LUKE EVANS surprised not a few among the SRO crowd that packed SM Mall of Asia’s (MOA) Music Hall to catch a glimpse of the stars of the sixth installment of the Hollywood blockbuster franchise Fast & Furious, where the Welsh actor plays the bad guy who goes head-to-head with series regulars Paul Walker and Vin Diesel.
Evans, along with Diesel, Michelle Rodriguez and Gina Carano, flew into town recently for the worldwide premiere of Fast & Furious 6, directed by Justin Lin, which is basking not only the glow of approval from film critics thrilled by its high-octane thrills (Mick La Salle of the San Francisco Chronicle calls it “a stupid movie made by smart people for smart audiences in the mood for something stupid but glorious, stupid but well-made, stupid but knowing it”), but also a No. 1 opening weekend in North America.
While working fans of the franchise at the MOA, Evans broke into an abbreviated rendition of the classic Filipino love song “Kailangan Kita,” much to the delight and, again, surprise of everyone.
Those familiar with Evans’s résumé were thrilled as well, though it’s doubtful that any of them were surprised. After all, he has not only proven his ability to more than carry a tune in such daunting musicals as Rent, Miss Saigon and Avenue Q, but he also made many friends among the largely Filipino cast in the West End production of the Schönberg-Boublil mega-musical Miss Saigon, where he played Chris, the soldier who unexpectedly finds himself in an ill-starred romance with Kim.

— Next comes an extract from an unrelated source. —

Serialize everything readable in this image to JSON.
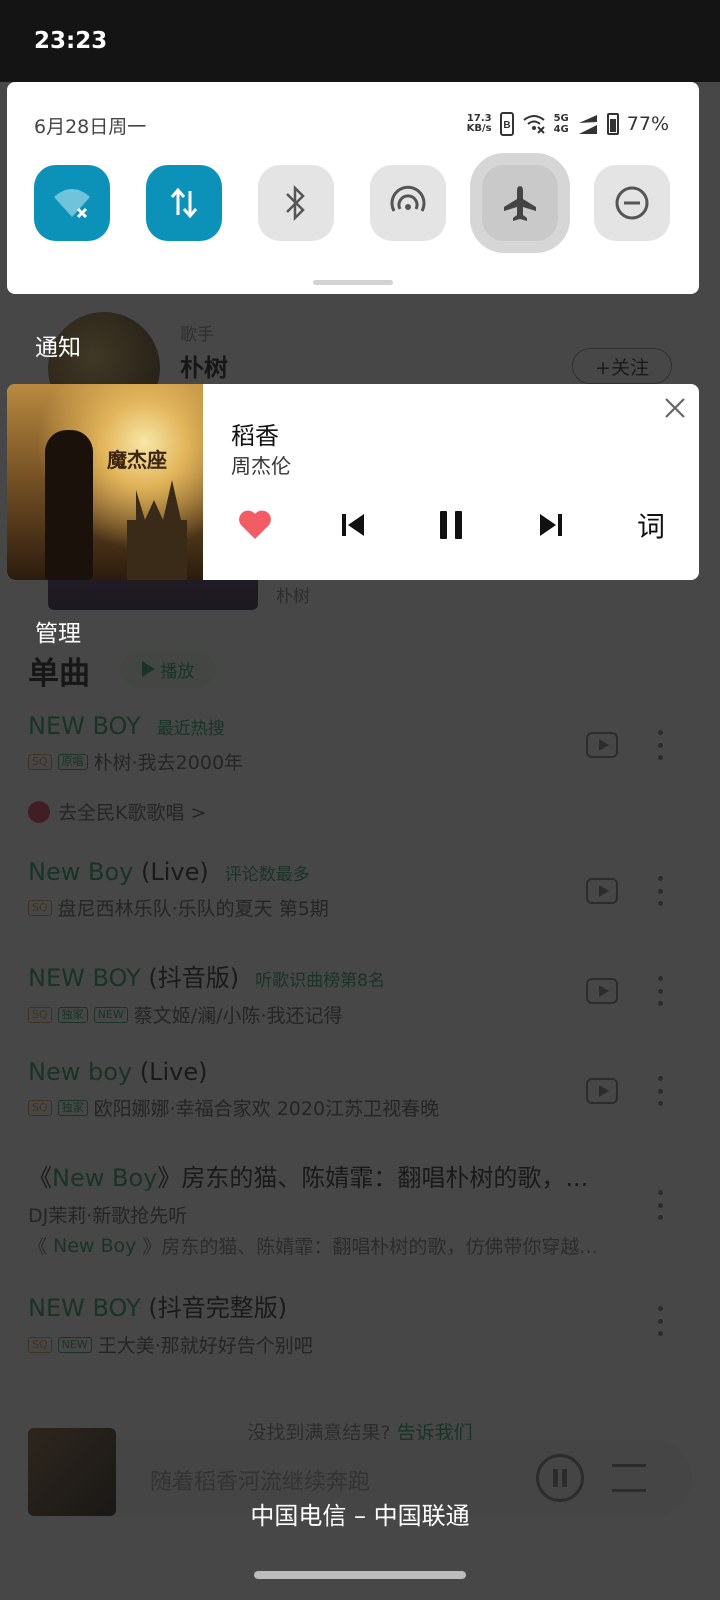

Naturally, his recent Manila visit provided him the opportunity to reconnect with his Filipino friends and Miss Saigon alumni over dinner, including Ima Castro, Jake Macapagal, Jhong Hilario and Miriam Marasigan.
Given his Filipino exposure, there was certainly nothing glad-handing about Evans’s declaration that “there is more talent per square centimeter in the Philippines than any other country”—which Pinoys smarting over Dan Brown’s depiction of life in Manila in his latest blockbuster novel Inferno might find solace in.
The Pinoy’s penchant for breaking into song—even outside the confines of videoke bars—is something that we share with the Welsh, according to Evans, who is “growing” fangs for his upcoming turn as literature’s most infamous vampire in Gary Shore’s retelling of Bram Stoker’s Dracula.
“In Wales, families would gather for dinner and it won’t be long before somebody breaks into a song, which I have been told is also true in Filipino families coming together for whatever occasion,” said Evans at the ballroom of the Fairmont Hotel Makati during a series of interviews with the media from various parts of the region.